Home controls and the Trojan Horse

by Stuart Sikes | Apr. 20, 2010

Throughout its 24 years of history, Parks Associates has been grappling with the question of when and how home control systems will become mainstream.

Home systems analyst Bill Ablondi, in Parks Associates’ most recent report, Home Systems: Home Controls-- Analysis and Forecasts flips the question. Ablondi and colleague Farhan Abid say that the current value propositions for consumers to purchase control systems are not sufficient to appeal to mass markets. Either the systems are too expensive for a cost conscious home buyer, are too complicated to install, or though appealing, don’t sufficiently wow a mainstream home owner into a purchase decision. The path to adoption, therefore, is for control systems companies to get their technology installed in the systems that we are already buying for our homes.
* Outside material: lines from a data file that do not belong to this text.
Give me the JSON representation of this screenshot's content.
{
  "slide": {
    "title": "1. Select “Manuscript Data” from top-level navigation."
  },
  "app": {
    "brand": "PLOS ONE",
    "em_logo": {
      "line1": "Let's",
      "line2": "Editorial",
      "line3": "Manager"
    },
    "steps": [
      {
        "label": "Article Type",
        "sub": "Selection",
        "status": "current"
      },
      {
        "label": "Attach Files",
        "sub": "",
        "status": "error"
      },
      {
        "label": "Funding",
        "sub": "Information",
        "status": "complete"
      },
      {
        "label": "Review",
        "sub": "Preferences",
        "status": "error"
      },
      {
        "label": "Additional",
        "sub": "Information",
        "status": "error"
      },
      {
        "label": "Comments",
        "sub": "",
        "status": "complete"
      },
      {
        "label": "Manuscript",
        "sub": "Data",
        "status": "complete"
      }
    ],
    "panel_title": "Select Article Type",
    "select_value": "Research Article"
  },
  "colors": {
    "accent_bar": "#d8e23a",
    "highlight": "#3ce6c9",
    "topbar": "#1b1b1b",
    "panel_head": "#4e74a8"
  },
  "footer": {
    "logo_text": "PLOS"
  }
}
If control companies will partner with systems companies such as Trane, Honeywell, GE, Sony, Whirlpool, Logitech and others in order to incorporate their technologies into TVs, refrigerators, remote controls, thermostats and other established systems, then the consumer can simply enable the control application that, like a welcomed Trojan Horse, has already entered the home.

If a consumer could download a smartphone app or TV widget to enable the control capabilities built into home systems, they would suddenly discover the value proposition first-hand and potentially provide control systems vendors with the holy grail of revenue models – a monthly subscription fee.